Practice, Practise | Roundtable 1 - (Un)learning architecture (looking in)
09 June
Core Programme Online DiscussionEvent Summary
An evening of talks and provocations looking at the way we practice architecture, both now and in the future.
Book hereTime
7pm-8:30pm BST
Date(s)
09 June
Organiser
Architecture Fringe
Practice, Practise | Roundtable 1 - (Un)learning architecture (looking in)
With
FAME Collective, Jos Boys and UVW-SAW
Facilitated by Christina Gaiger PRIA
Practice, Practise seeks to explore current conditions of practice for architects and those working with/for the built environment. Through a process of unlearning and building anew, we look to generate speculative proposals for future practice addressing its values, systems, modes of operation and types of work.
In the first of two discussions, Roundtable 1: Unlearning Architecture (looking in) explores the methods, ethics, culture and structures of practice, and how the profession operates with a view to reimagining a future form of practice.
How do the ingrained cultural norms and methods of working stifle progression in the industry?

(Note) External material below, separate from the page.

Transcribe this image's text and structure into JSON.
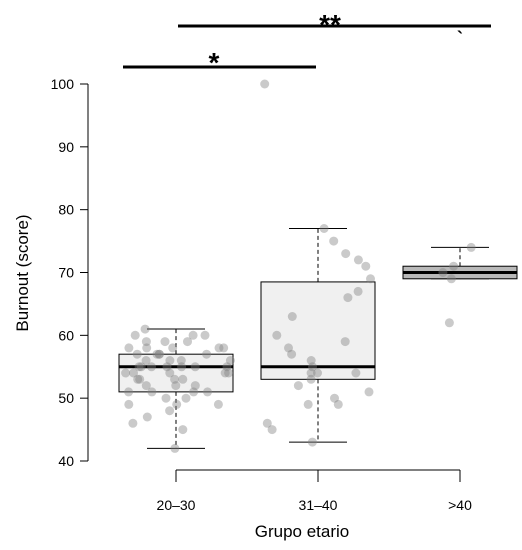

Are professional bodies doing enough to support their members and lobby change? Is the profession underselling its skills and value to the construction industry, at the expense of the workers? Has the profession actively changed to promote diversity and encourage individuals from marginalised backgrounds to advance and excel in their field? Is the desire for change generational, or do we continue to see the same barriers, reluctance and resistance time and time again?
We will be inviting three panellists to prepare short provocations, for how we might unlearn the entrenched rituals of Architecture Practice and move towards a new progressive future. This will be followed by facilitated discussion between the contributors and the audience.
Confirmed panellists:
FAME Collective / Tumpa Husna Yasmin Fellows | Female Architects of Minority Ethnic Collective is a research based collective founded to support women of diverse backgrounds and ethnicities in Architecture and the built environment. Their aim is to raise awareness of the barriers, inequality and lack of diversity in architecture and demand change.
Tumpa Husna Yasmin Fellows is an award-winning British architect and founder of Fame Collective. She also co-founded the interdisciplinary practice Our Building Design, the charity Mannan Foundation Trust & the Asian Architect's Association which (in addition to FAME) promotes and supports architects from the ethnic minority in the UK. She is a Senior Lecturer in architecture at the University of Westminster where her teaching draws on her research methodologies on interdisciplinary approach to design. Tumpa was awarded the RIBA-J Rising Star Award in 2017, and a commendation for the RIBA President’s Award for Research in 2019.
IG: @fame_collective
T: @collective_fame
Jos Boys | Jos originally trained in architecture and has worked in feminist and community-based design practices, as well as a researcher, educator, and journalist. She is currently working at the Bartlett UCL. She has published extensively, about learning spaces in Higher Education, feminist approaches to architecture and interrelationships between disability and the built environment.
W: Disordinaryarchitecture.co.uk
T: @disordinaryarch
UVW-SAW | United Voices of the World – Section of Architectural Workers (UVW-SAW), is a newly-formed grassroots trade union for architectural workers in the U.K. SAW collectively take action and fight against the negative impacts of architectural work on workers, communities, and the environment.
Members of SAW organise both in their workplaces and across the sector around overwork, under-pay, unstable employment, a toxic workplace and university culture, discrimination and unethical practice.
IG: @uvw_saw
T: @UVW_SAW
Christina Gaiger | President of the RIAS
Christina is the youngest-ever President of the Royal Incorporation of Architects in Scotland, and only the second women to be elected to the role. Christina is committed to the creative reuse of buildings and the construction of a supportive network for the profession, to give traction to the value of good design. Following graduation, Christina has worked on a wide variety of projects, including universities, education facilities, museum design and domestic architecture, for design-led practices Renzo Piano Building Workshop in Paris and TsAO & McKOWN Architects in New York.
Christina returned to Edinburgh and joined Helen Lucas Architects Ltd at the end of 2014, being particularly interested in the practice's attention to detail and work in architectural conservation.